Treatment and recovery from a cartilage fracture typically involves:
- taking nonsteroidal anti-inflammatory drugs as needed
- applying ice packs to the affected area
- wearing a brace
- taking a break from sports and other activities that could make the pain — or the injury itself — worse
- using caution when bending or twisting
Occasionally, you may need to have a plate surgically implanted in your chest to help with cartilage displacement or other concerns.
Adequate pain management during the healing process can make it easier to navigate recovery. Lidocaine patches and narcotic medications are sometimes used to help with pain from rib fractures. But experts caution that there are drawbacks, due to the addictive nature of narcotic pain medication.
Fractures of the rib cartilage can be caused by:
- Sports injuries: Sports that involve rigorous arm movements or forceful impacts to the chest, such as football, wrestling, or Jiu Jitsu, can cause rib cartilage injuries.
- Work injuries: Impact to the chest from heavy work equipment can cause a fracture or dislocation of the rib cartilage.
- Car accidents: High impact car injuries, also called blunt force trauma, can cause rib cartilage and rib bone fractures.
- Falls: Falls onto hard surfaces (for example from skiing, ice skating, or biking) can damage rib cartilage.

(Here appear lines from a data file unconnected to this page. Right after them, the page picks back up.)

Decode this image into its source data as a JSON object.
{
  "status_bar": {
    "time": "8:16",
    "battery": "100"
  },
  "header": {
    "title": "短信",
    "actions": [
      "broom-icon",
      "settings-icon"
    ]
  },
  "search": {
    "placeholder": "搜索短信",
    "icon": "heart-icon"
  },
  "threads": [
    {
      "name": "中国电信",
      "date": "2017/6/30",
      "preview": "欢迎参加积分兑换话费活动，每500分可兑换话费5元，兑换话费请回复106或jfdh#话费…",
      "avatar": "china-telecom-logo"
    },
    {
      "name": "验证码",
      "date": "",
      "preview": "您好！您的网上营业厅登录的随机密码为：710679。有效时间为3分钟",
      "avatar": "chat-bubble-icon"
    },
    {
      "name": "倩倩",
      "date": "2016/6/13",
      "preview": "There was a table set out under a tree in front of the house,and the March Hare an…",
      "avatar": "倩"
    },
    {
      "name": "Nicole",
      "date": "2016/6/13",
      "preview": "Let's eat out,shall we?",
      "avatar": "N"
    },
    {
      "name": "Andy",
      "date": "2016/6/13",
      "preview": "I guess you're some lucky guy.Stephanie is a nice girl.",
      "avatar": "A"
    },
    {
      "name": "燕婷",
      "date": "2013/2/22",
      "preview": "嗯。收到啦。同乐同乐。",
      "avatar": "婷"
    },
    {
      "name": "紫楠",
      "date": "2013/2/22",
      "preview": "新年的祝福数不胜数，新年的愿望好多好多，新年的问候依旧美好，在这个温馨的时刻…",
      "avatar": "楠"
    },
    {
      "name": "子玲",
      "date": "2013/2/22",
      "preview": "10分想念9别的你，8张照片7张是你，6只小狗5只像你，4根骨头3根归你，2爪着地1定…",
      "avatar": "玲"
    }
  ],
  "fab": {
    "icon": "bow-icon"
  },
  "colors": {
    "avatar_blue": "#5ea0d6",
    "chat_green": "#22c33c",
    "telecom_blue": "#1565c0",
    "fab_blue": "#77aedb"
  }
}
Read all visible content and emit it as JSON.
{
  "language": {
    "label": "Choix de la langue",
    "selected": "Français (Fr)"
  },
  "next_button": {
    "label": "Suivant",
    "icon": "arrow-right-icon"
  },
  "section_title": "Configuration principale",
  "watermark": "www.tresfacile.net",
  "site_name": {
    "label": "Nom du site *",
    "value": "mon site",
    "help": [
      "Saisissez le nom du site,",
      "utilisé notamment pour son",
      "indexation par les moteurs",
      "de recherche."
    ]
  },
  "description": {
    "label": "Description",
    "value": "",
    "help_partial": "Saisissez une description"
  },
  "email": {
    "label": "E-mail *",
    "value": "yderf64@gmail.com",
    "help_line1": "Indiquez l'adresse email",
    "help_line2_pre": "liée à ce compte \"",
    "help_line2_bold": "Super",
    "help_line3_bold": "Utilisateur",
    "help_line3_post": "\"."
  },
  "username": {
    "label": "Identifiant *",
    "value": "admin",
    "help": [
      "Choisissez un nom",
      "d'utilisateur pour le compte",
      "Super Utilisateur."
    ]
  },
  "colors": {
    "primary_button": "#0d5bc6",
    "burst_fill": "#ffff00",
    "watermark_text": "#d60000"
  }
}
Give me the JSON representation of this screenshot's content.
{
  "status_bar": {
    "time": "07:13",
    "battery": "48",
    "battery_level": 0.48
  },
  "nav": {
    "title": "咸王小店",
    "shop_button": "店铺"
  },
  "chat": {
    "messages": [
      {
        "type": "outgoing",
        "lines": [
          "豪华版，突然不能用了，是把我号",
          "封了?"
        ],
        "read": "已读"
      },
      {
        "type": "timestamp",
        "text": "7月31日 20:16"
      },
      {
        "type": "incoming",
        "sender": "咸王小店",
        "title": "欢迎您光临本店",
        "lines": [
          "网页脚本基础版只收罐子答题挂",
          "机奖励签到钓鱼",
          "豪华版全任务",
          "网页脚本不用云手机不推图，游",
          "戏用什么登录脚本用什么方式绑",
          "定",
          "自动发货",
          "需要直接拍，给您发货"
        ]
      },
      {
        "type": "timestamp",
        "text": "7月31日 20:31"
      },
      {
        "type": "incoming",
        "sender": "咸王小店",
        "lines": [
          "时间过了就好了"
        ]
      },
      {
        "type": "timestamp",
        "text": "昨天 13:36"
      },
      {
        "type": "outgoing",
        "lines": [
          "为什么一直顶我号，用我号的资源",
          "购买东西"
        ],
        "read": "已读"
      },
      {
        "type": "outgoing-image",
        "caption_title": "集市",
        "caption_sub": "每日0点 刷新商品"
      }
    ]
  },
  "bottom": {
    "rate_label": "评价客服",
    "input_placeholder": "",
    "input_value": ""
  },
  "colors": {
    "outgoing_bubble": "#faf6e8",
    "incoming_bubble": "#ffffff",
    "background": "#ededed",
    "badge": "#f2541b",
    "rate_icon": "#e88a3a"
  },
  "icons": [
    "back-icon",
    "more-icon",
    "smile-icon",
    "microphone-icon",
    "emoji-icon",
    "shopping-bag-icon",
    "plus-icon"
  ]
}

- Coughing: Although less common, chronic and untreated coughing
may injure the rib cartilage
If you’re in a car accident or are injured while playing sports, it’s possible to damage your ribcage, including a possible rib cartilage fracture.
It may take 6 weeks or so for the injury to heal and the pain to largely go away. In the meantime, talk with your doctor about the most appropriate ways to avoid worsening the pain that accompanies a rib fracture.